No era salir de compras lo que ella ansiaba, eso tan sólo era una fachada para las verdaderas intenciones de su salida. Y, por supuesto, el nombre de Damián estaba inmerso detrás de esa coartada. En la mañana, su nana se lo había encontrado fuera de la casa, agazapado y esperando una oportunidad para hablar con ella. Gracias a la Divina Providencia nadie lo vio más que su querida nana, quien sostuvo una breve conversación con él. Damián le suplicó que lo ayudara a concertar una cita con Elisa, y la nana Chata le había dicho que las esperase a las cuatro en el Gran Salón Excélsior. Ese era el motivo real de su tormento, deseaba verlo con todas sus fuerzas, hablar con él, según había dicho tenía noticias importantes que comunicarle, que obviamente eran referente a ellos y su futuro… ¿Cómo podría estar tranquila? ¡Imposible! Hasta la mujer más ecuánime sucumbiría a un ataque de nervios ante la perspectiva de una cita a escondidas con el hombre de quien estaba enamorada. Sólo que tuviera atole en las venas tendría sosiego.

La puerta se abrió de golpe y la nana entró, cerrándola tras de sí. Elisa le estudió el rostro, buscando indicios de algo, pero estaba tan ofuscada que no fue capaz de dilucidar una respuesta coherente, la siempre transparente faz de su nana le pareció todo un misterio en ese mismo instante.

-¿Y bien? ¿Otorgó su autorización mi madre? –preguntó más ansiosa de lo que pretendía sonar-.

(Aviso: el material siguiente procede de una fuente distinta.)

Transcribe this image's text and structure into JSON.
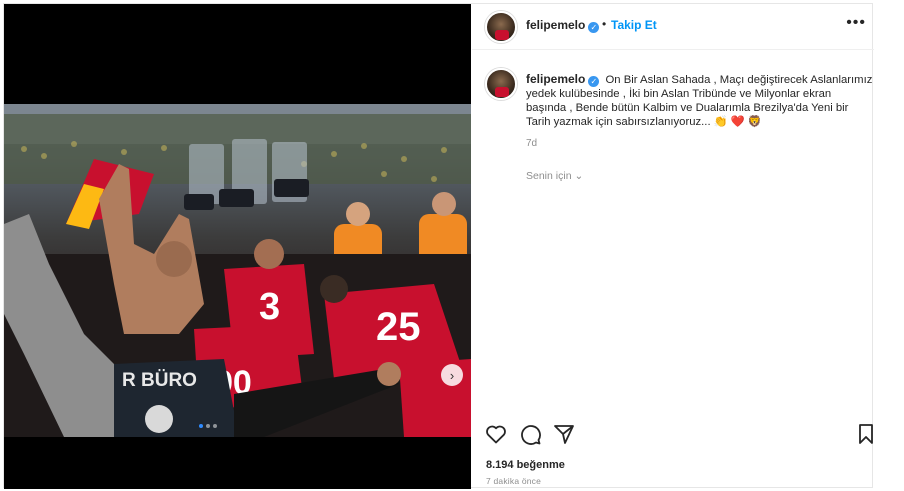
{
  "post": {
    "username": "felipemelo",
    "verified": true,
    "follow_label": "Takip Et",
    "separator": "•",
    "more_label": "•••",
    "caption": "On Bir Aslan Sahada , Maçı değiştirecek Aslanlarımız yedek kulübesinde , İki bin Aslan Tribünde ve Milyonlar ekran başında , Bende bütün Kalbim ve Dualarımla Brezilya'da Yeni bir Tarih yazmak için sabırsızlanıyoruz...",
    "caption_emojis": [
      "👏",
      "❤️",
      "🦁"
    ],
    "age": "7d",
    "translation_label": "Senin için",
    "likes": "8.194 beğenme",
    "time_ago": "7 dakika önce"
  },
  "media": {
    "carousel_count": 3,
    "carousel_active": 0,
    "next_arrow": "›",
    "jersey_numbers": [
      "3",
      "90",
      "25"
    ],
    "vest_text": "R BÜRO"
  },
  "icons": {
    "like": "heart-icon",
    "comment": "comment-icon",
    "share": "paper-plane-icon",
    "save": "bookmark-icon",
    "verified": "verified-badge-icon",
    "more": "more-options-icon"
  },
  "colors": {
    "accent": "#0095f6",
    "verified": "#3897f0",
    "jersey_red": "#c8102e",
    "jersey_yellow": "#fdb913"
  }
}
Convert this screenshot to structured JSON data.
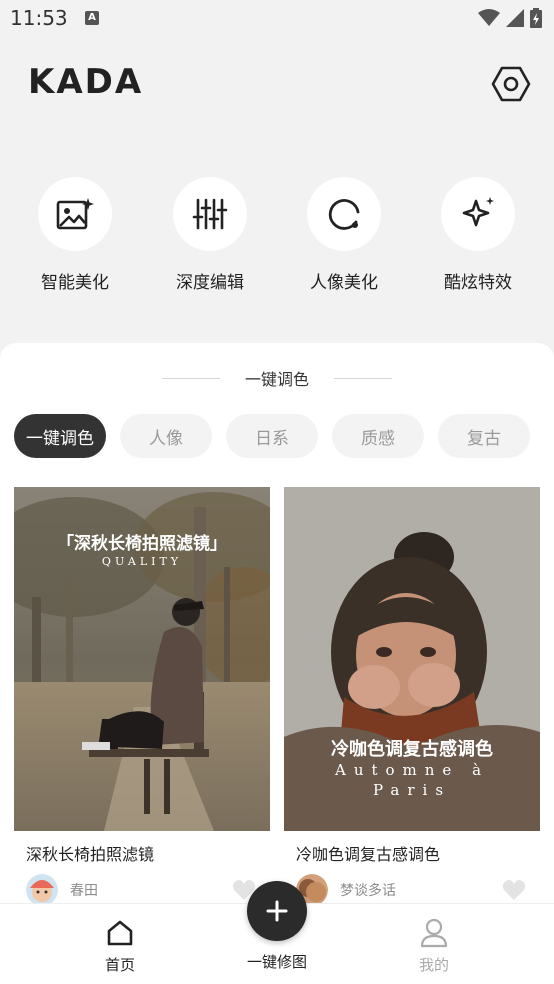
{
  "status_bar": {
    "time": "11:53",
    "notification_badge": "A"
  },
  "header": {
    "logo": "KADA",
    "settings_icon": "hexagon-gear-icon"
  },
  "tools": [
    {
      "label": "智能美化",
      "icon": "image-sparkle-icon"
    },
    {
      "label": "深度编辑",
      "icon": "sliders-icon"
    },
    {
      "label": "人像美化",
      "icon": "portrait-circle-icon"
    },
    {
      "label": "酷炫特效",
      "icon": "sparkle-icon"
    }
  ],
  "section": {
    "title": "一键调色"
  },
  "chips": [
    {
      "label": "一键调色",
      "active": true
    },
    {
      "label": "人像",
      "active": false
    },
    {
      "label": "日系",
      "active": false
    },
    {
      "label": "质感",
      "active": false
    },
    {
      "label": "复古",
      "active": false
    }
  ],
  "cards": [
    {
      "title": "深秋长椅拍照滤镜",
      "overlay_title": "「深秋长椅拍照滤镜」",
      "overlay_sub": "QUALITY",
      "author": "春田"
    },
    {
      "title": "冷咖色调复古感调色",
      "overlay_title": "冷咖色调复古感调色",
      "overlay_sub_line1": "Automne à",
      "overlay_sub_line2": "Paris",
      "author": "梦谈多话"
    }
  ],
  "bottom_nav": {
    "home": "首页",
    "fab": "一键修图",
    "mine": "我的"
  },
  "colors": {
    "accent": "#333333",
    "background": "#f2f2f2",
    "chip_inactive": "#f3f3f3"
  }
}
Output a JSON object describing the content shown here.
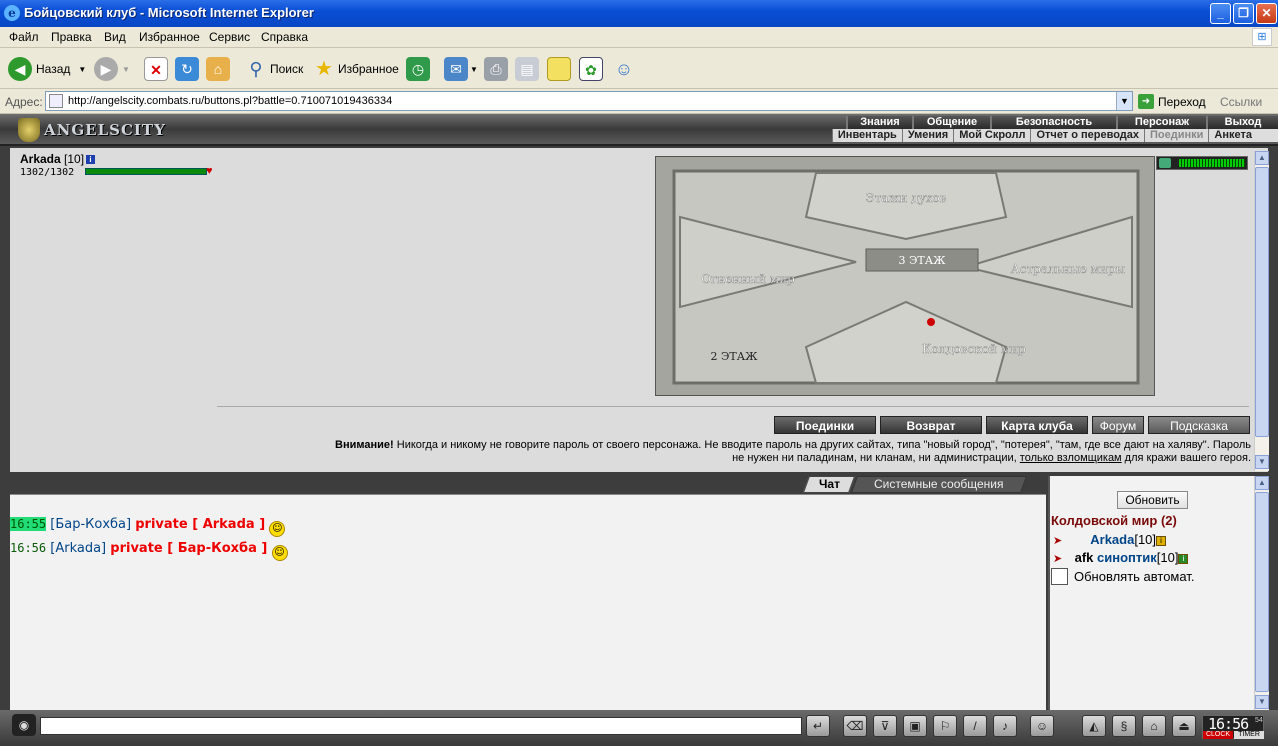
{
  "window": {
    "title": "Бойцовский клуб - Microsoft Internet Explorer"
  },
  "menu": [
    "Файл",
    "Правка",
    "Вид",
    "Избранное",
    "Сервис",
    "Справка"
  ],
  "toolbar": {
    "back": "Назад",
    "search": "Поиск",
    "favorites": "Избранное"
  },
  "address": {
    "label": "Адрес:",
    "url": "http://angelscity.combats.ru/buttons.pl?battle=0.710071019436334",
    "go": "Переход",
    "links": "Ссылки"
  },
  "game": {
    "logo": "ANGELSCITY",
    "nav_top": [
      "Знания",
      "Общение",
      "Безопасность",
      "Персонаж",
      "Выход"
    ],
    "nav_bottom": [
      "Инвентарь",
      "Умения",
      "Мой Скролл",
      "Отчет о переводах",
      "Поединки",
      "Анкета"
    ],
    "character": {
      "name": "Arkada",
      "level": "[10]",
      "hp": "1302/1302",
      "hp_fraction": 1.0
    },
    "map": {
      "labels": [
        "Этажи духов",
        "3 ЭТАЖ",
        "Огненный мир",
        "Астральные миры",
        "Колдовской мир",
        "2 ЭТАЖ"
      ]
    },
    "buttons": [
      "Поединки",
      "Возврат",
      "Карта клуба",
      "Форум",
      "Подсказка"
    ],
    "warning": {
      "bold": "Внимание!",
      "text1": " Никогда и никому не говорите пароль от своего персонажа. Не вводите пароль на других сайтах, типа \"новый город\", \"потерея\", \"там, где все дают на халяву\". Пароль",
      "text2a": "не нужен ни паладинам, ни кланам, ни администрации, ",
      "link": "только взломщикам",
      "text2b": " для кражи вашего героя."
    },
    "tabs": {
      "chat": "Чат",
      "system": "Системные сообщения"
    },
    "messages": [
      {
        "time": "16:55",
        "from": "[Бар-Кохба]",
        "private": "private [ Arkada ]"
      },
      {
        "time": "16:56",
        "from": "[Arkada]",
        "private": "private [ Бар-Кохба ]"
      }
    ],
    "side": {
      "refresh": "Обновить",
      "room": "Колдовской мир (2)",
      "users": [
        {
          "prefix": "",
          "name": "Arkada",
          "level": "[10]"
        },
        {
          "prefix": "afk",
          "name": "синоптик",
          "level": "[10]"
        }
      ],
      "auto_refresh": "Обновлять автомат."
    },
    "clock": {
      "time": "16:56",
      "seconds": "54",
      "label1": "CLOCK",
      "label2": "TIMER"
    }
  }
}
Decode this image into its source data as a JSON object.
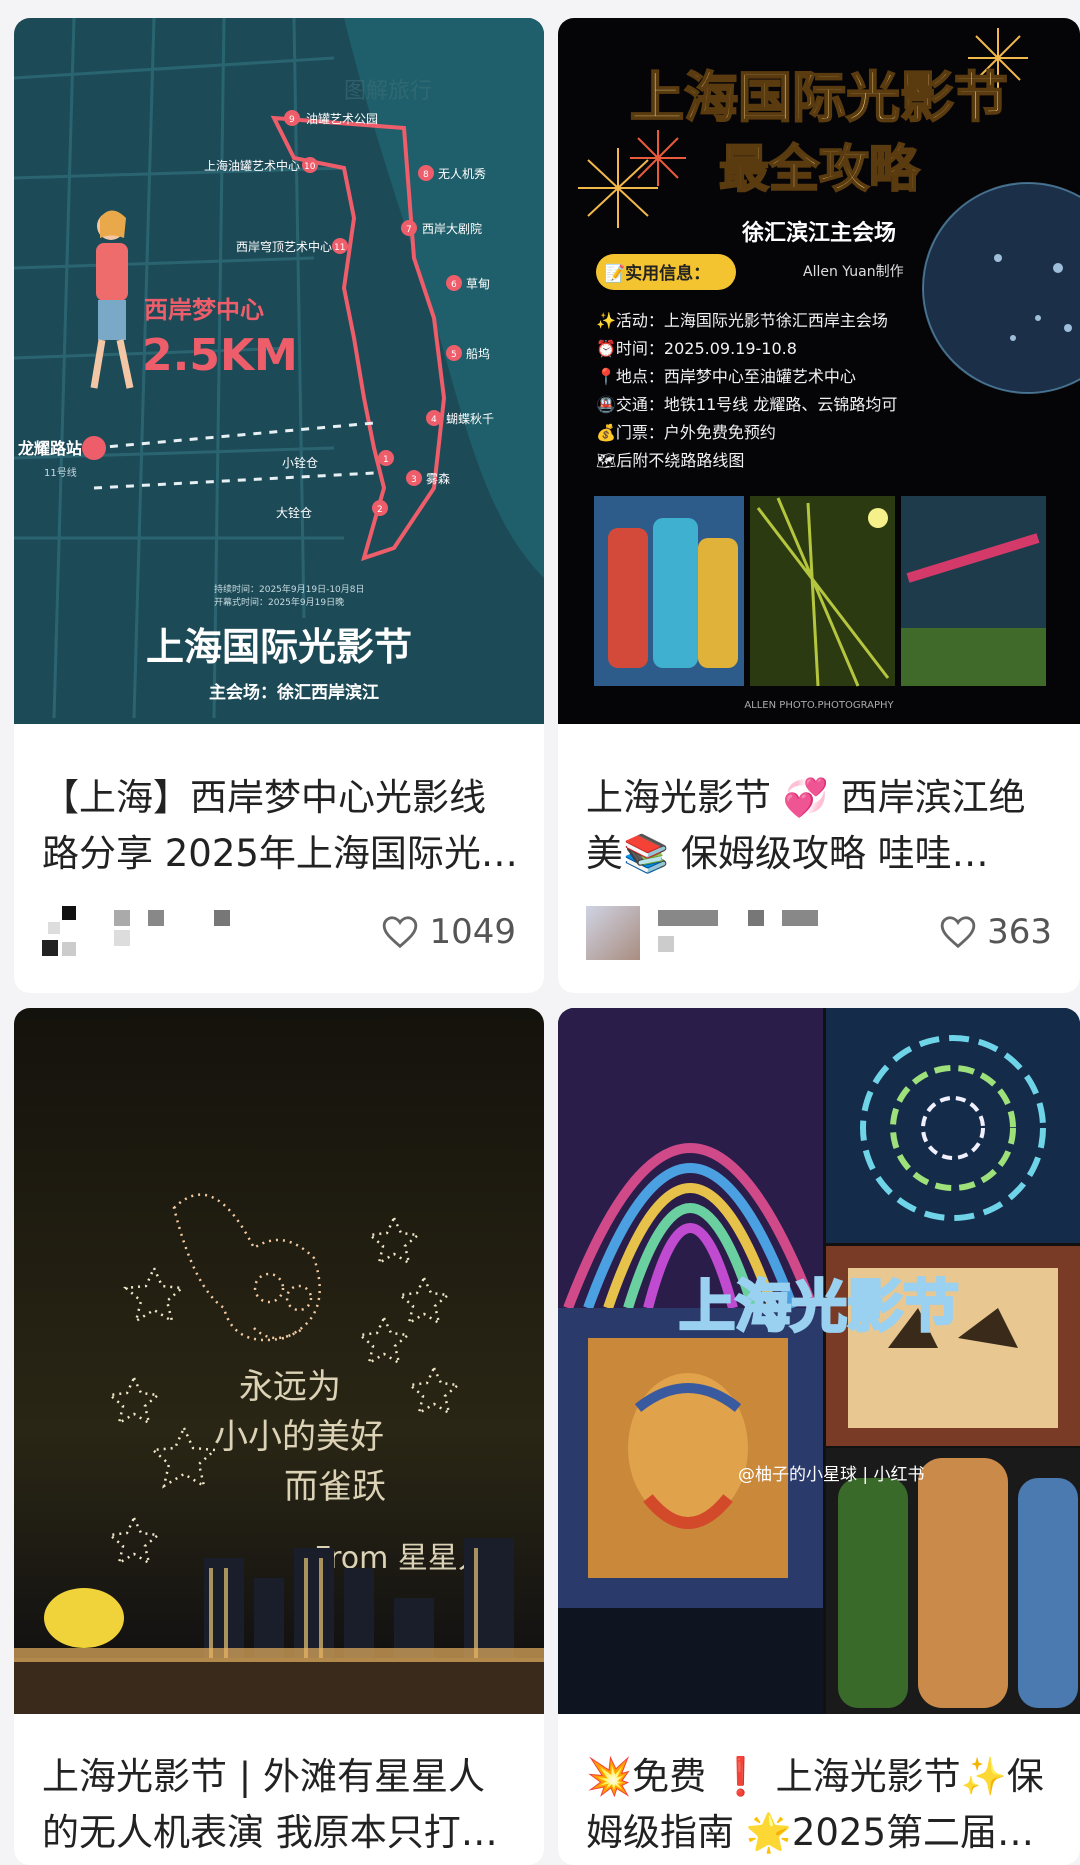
{
  "cards": [
    {
      "title": "【上海】西岸梦中心光影线路分享 2025年上海国际光…",
      "likes": "1049",
      "cover": {
        "headline": "上海国际光影节",
        "subline": "主会场：徐汇西岸滨江",
        "distance_label": "西岸梦中心",
        "distance_value": "2.5KM",
        "station": "龙耀路站",
        "station_line": "11号线",
        "watermark": "图解旅行",
        "stops": [
          {
            "num": "1",
            "name": "小铨仓"
          },
          {
            "num": "2",
            "name": "大铨仓"
          },
          {
            "num": "3",
            "name": "雾森"
          },
          {
            "num": "4",
            "name": "蝴蝶秋千"
          },
          {
            "num": "5",
            "name": "船坞"
          },
          {
            "num": "6",
            "name": "草甸"
          },
          {
            "num": "7",
            "name": "西岸大剧院"
          },
          {
            "num": "8",
            "name": "无人机秀"
          },
          {
            "num": "9",
            "name": "油罐艺术公园"
          },
          {
            "num": "10",
            "name": "上海油罐艺术中心"
          },
          {
            "num": "11",
            "name": "西岸穹顶艺术中心"
          }
        ],
        "dates": [
          "持续时间：2025年9月19日-10月8日",
          "开幕式时间：2025年9月19日晚"
        ]
      }
    },
    {
      "title": "上海光影节 💞 西岸滨江绝美📚 保姆级攻略 哇哇哇，…",
      "likes": "363",
      "cover": {
        "headline_1": "上海国际光影节",
        "headline_2": "最全攻略",
        "venue": "徐汇滨江主会场",
        "credit": "Allen Yuan制作",
        "info_tag": "📝实用信息：",
        "info_lines": [
          "✨活动：上海国际光影节徐汇西岸主会场",
          "⏰时间：2025.09.19-10.8",
          "📍地点：西岸梦中心至油罐艺术中心",
          "🚇交通：地铁11号线 龙耀路、云锦路均可",
          "💰门票：户外免费免预约",
          "🗺后附不绕路路线图"
        ],
        "footer": "ALLEN PHOTO.PHOTOGRAPHY"
      }
    },
    {
      "title": "上海光影节 | 外滩有星星人的无人机表演 我原本只打…",
      "cover": {
        "drone_text": [
          "永远为",
          "小小的美好",
          "而雀跃",
          "From 星星人"
        ]
      }
    },
    {
      "title": "💥免费 ❗ 上海光影节✨保姆级指南 🌟2025第二届…",
      "cover": {
        "headline": "上海光影节",
        "watermark": "@柚子的小星球 | 小红书"
      }
    }
  ]
}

-Ay, mi´jita… Ya sabes que tu señora madre es un hueso muy duro de roer –declaró sin ningún tipo de emoción en la voz-.

Elisa dejó salir el aire bruscamente, ni cuenta se había dado de que lo estaba sosteniendo firmemente dentro de ella. Se dejó caer, vencida, en la orilla de la cama. Qué dura era la realidad, se había permitido soñar con una posibilidad y había sido devuelta de un tremendo zamarrazo. Ya debería estar acostumbrada, la felicidad no se había hecho para ella.